DF11 =pd.concat([s.set_index('Time') for s in [df1, df2]], axis=1).rename_axis('Time').reset_index()
Then all columns apart from the time column are dropped.
DF11 = DF11.drop(DF11.columns[[1,2]], axis=1)
DF11
The final step is this, when i run it like this it works as all original xlsx files have columns 1 and 3, however some have columns 4 and 5. if i try to drop them i get an error.
for i in range(numfiles):
df=pd.read_excel(DIR+ALL_COL[i])
df=df.rename(columns={'col_name':ALL_COL[i]})
df=df.drop(df.columns[[1,3]], axis=1)
DF11=pd.concat([i.set_index('Time') for i in [df, DF11]], axis=1).rename_axis('Time').reset_index()
DF11
I have tried multiple variations of this line including.
df=df.drop(df.columns[[1,3,4,5]], axis=1) #this does not work
using the two lines of code like follows
df=df.drop(df.columns[[1,3]], axis=1)
df=df.drop(columns=['four', 'five']) #with and without 'axis=1' and inplace=True
and like this:
df.drop(columns=['one', 'three', 'four', 'five'])#with and without 'axis=1' and inplace=True
all give me the same error: index 4 is out of bounds for axis 0 with size 4'.

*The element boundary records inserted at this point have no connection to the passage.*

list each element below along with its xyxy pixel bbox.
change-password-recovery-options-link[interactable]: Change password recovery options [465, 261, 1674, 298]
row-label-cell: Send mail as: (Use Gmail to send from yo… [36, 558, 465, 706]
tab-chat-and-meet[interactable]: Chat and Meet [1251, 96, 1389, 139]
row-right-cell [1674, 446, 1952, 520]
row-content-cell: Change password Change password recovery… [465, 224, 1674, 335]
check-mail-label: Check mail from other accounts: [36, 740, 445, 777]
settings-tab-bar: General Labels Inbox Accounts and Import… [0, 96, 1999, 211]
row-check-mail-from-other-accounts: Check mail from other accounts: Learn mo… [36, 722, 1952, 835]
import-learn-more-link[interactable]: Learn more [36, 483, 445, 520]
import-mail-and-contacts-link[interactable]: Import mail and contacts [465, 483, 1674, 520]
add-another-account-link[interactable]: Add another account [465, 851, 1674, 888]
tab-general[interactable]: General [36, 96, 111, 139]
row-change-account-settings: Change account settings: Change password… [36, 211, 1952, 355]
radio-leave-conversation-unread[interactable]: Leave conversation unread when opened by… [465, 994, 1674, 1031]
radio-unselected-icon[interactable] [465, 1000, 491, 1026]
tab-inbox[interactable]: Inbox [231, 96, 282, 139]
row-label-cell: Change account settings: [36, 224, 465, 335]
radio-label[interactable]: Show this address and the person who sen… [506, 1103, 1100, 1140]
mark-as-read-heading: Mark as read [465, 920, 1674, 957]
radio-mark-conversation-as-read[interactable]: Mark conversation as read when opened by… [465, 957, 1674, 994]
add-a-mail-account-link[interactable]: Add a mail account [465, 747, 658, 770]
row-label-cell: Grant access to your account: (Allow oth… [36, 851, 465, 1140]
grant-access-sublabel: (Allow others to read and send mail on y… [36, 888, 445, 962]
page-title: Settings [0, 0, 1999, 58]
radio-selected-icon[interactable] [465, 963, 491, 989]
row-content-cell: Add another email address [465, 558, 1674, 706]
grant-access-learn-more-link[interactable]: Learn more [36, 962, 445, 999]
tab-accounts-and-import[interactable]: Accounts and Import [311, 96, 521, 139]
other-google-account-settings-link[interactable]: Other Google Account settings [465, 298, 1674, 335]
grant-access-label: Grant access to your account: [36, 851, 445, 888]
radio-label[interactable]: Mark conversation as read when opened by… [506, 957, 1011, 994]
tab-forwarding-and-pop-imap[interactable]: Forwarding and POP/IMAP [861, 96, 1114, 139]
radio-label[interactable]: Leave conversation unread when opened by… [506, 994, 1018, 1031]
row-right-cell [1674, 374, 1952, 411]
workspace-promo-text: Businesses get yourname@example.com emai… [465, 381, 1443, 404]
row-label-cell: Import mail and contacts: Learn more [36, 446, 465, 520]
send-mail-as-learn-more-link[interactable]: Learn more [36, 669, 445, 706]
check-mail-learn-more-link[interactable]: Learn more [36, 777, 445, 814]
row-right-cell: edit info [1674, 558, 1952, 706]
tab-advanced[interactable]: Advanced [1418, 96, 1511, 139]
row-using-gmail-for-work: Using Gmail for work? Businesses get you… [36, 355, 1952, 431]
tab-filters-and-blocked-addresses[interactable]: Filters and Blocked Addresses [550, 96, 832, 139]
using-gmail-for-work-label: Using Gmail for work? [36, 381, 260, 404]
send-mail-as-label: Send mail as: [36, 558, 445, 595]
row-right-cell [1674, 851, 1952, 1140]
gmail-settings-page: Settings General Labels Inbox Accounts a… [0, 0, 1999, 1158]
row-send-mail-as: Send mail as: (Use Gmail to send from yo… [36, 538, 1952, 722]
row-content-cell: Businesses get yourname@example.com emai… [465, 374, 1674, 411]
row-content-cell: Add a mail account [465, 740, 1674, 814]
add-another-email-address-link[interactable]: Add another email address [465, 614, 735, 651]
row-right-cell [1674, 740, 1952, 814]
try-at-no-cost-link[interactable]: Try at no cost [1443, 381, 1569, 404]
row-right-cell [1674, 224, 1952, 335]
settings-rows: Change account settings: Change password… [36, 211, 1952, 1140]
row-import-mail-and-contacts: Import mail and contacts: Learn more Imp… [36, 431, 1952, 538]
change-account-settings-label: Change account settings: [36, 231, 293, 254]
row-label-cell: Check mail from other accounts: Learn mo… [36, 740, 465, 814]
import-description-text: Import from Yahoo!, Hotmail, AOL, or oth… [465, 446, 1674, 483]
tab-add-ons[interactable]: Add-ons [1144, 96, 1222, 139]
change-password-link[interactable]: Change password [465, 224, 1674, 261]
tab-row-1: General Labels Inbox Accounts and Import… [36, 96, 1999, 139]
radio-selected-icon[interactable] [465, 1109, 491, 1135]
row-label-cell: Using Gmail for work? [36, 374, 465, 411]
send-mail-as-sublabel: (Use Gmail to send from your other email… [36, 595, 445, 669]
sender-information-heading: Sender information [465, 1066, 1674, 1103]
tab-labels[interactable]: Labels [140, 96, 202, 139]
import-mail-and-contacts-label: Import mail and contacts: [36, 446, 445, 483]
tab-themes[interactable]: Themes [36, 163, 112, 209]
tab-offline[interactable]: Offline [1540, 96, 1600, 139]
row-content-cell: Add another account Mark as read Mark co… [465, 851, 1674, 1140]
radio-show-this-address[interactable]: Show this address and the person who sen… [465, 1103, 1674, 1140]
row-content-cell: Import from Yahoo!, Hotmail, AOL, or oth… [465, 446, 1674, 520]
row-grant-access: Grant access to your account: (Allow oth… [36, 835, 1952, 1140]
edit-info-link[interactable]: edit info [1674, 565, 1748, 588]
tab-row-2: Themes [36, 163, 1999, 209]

I will try and show what what the xlxs look like and how they differ.
example 1 (less columns)
Time, Dont need1, need 1, dont need 2
xxxx xxx xx xxxx
example 2 (2 more columns)
Time, Dont need1, need 1, dont need 2, dont need 3, dont need 4
xxxx xxx xx xxxx xxxxx xxxx
please note that all column names are the same across the xlsx files (apart from if they are not there).
is there a way to delete columns 4 and 5 if they are there and ignore them if they are not? Thanks
Im on python 3.7, using jupyter notebook.